Travelling to Voi to spent a few days learning coastal dishes recipes and ice making business. I’ll be staying with a family that we stayed with in August during a convention (11 of us) from my aunts, uncles to cousins and nephews, and my son too, they are a generous lot.
Left home at 9am walked to the stage waved down a truck but it passed along so some guy at the stage helped me and a few minutes later I was climbing up a truck. Never have I travelled in a truck before because for one I never trusted truck drivers. Its only when I moved to this town that I found out everyone including my aunts’ families preffered travelling by trucks to buses.
As soon as I sat down on the seat I discovered I had worn the wrong dress. It was well above the knees and I felt like I was giving a wrong impression. As it so happens along this highway ladies “in business” get onto trucks and if the driver is up for “the business” they get on with it at the next available stop, once done he continues with his journey as she waves another truck to a stop hoping to get another customer. Should have worn my recently acquired dera for it covers me down to my feet.
I think he noticed my discomfort and asked me to level the seat well thinking it was due to that. I took out my phone to start writing or continue reading Harry Potter e-books but then he started engaging me in small talk. Shortly after he asked me to send a friend of his money from his M-pesa account and went ahead to give me his pin number, I still remember it! I was really tempted to check his account balance but I resisted, I am that good!
I have travelled this road several times but being up the truck gave me a totally different kind of view. Watching everything from a few feet above gave a better view many meters ahead and all around. And some kind of pride like I was well above them all, looking down upon them. Even when vehicles like Prado’s and V8s passed along I only saw them as small cars for I was riding in the king of the road.
He happens to be full of stories, having been in the business since the late 70s and witnessed the towns along the road grow from singles shops to shopping malls. He talked about his family and even his latest girlfriend whom he met on the road and how it started and ended. I was all ears and no comments other than the usually ummm, really, how is that even possible to keep the stories flowing, especially when he touched on politics a topic I know very little about or just decide to be neutral and non partisan.

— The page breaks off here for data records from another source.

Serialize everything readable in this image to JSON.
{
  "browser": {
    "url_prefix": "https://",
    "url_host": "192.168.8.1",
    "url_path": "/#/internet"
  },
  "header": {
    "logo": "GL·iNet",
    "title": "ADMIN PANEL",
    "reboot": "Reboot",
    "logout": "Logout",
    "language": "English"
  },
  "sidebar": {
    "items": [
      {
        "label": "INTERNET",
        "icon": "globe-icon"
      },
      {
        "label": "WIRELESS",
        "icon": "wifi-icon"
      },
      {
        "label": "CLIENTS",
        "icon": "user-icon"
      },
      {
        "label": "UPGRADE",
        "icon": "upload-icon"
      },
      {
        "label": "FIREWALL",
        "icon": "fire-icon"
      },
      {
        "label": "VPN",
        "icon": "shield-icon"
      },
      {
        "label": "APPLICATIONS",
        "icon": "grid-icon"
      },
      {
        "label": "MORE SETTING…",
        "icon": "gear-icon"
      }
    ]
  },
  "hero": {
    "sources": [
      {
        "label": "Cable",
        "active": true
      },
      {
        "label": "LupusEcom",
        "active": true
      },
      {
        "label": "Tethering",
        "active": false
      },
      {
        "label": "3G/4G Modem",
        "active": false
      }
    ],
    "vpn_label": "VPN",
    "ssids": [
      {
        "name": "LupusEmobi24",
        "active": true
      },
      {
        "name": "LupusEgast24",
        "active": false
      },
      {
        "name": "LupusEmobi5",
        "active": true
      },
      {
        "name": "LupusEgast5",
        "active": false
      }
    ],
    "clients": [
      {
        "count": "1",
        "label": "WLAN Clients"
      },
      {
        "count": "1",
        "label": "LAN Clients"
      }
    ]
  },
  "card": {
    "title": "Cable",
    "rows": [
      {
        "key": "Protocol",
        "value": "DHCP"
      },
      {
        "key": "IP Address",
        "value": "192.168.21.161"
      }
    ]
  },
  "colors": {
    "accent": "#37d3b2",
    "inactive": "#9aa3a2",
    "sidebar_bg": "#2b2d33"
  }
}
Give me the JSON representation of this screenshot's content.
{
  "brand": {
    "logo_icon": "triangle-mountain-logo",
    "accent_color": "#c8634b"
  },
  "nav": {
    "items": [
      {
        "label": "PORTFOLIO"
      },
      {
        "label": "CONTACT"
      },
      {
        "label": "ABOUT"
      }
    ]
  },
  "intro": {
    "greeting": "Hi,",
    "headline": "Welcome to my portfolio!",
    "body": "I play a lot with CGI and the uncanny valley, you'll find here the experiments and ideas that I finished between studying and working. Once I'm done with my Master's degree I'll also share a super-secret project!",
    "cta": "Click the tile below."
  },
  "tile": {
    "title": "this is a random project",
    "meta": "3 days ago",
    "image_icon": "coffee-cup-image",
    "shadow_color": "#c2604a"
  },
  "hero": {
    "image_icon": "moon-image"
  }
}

I actually just smilled when he called my tribes men stupid because they do no rally behind his political leader as a group but make individual decision on who to support and hence look divided as a region.
We touched on religion too, and when he asked which religion I thought was the true religion I told him as the Bible says that the true religion can only be known by the action of its believers. It doesn’t matter if one raises people from the dead or does great deeds all that matters is their conduct, godly conduct.
Am a story teller myself but I did not have a chance to tell any stories about myself, even why I was visiting Voi except that I’ll be staying till Thursday. He wonderd how and why I live in a small town in a region plagued by frequent drought when I come from western Kenya a land flowing with milk and honey.
We arrived at noon just as the new SGR train was trailing over the town, it takes just over an hour from Kibwezi to Voi that’s pretty fast, will definitely be the mode of transport in future when the kibwezi station starts operating.
All along I had not even given him my name which I did before climbing down his truck as I took his phone number so that I could send him his 300 Bob the cost of my journey. He trusted me to do so.
Looking forward to a great time in Voi.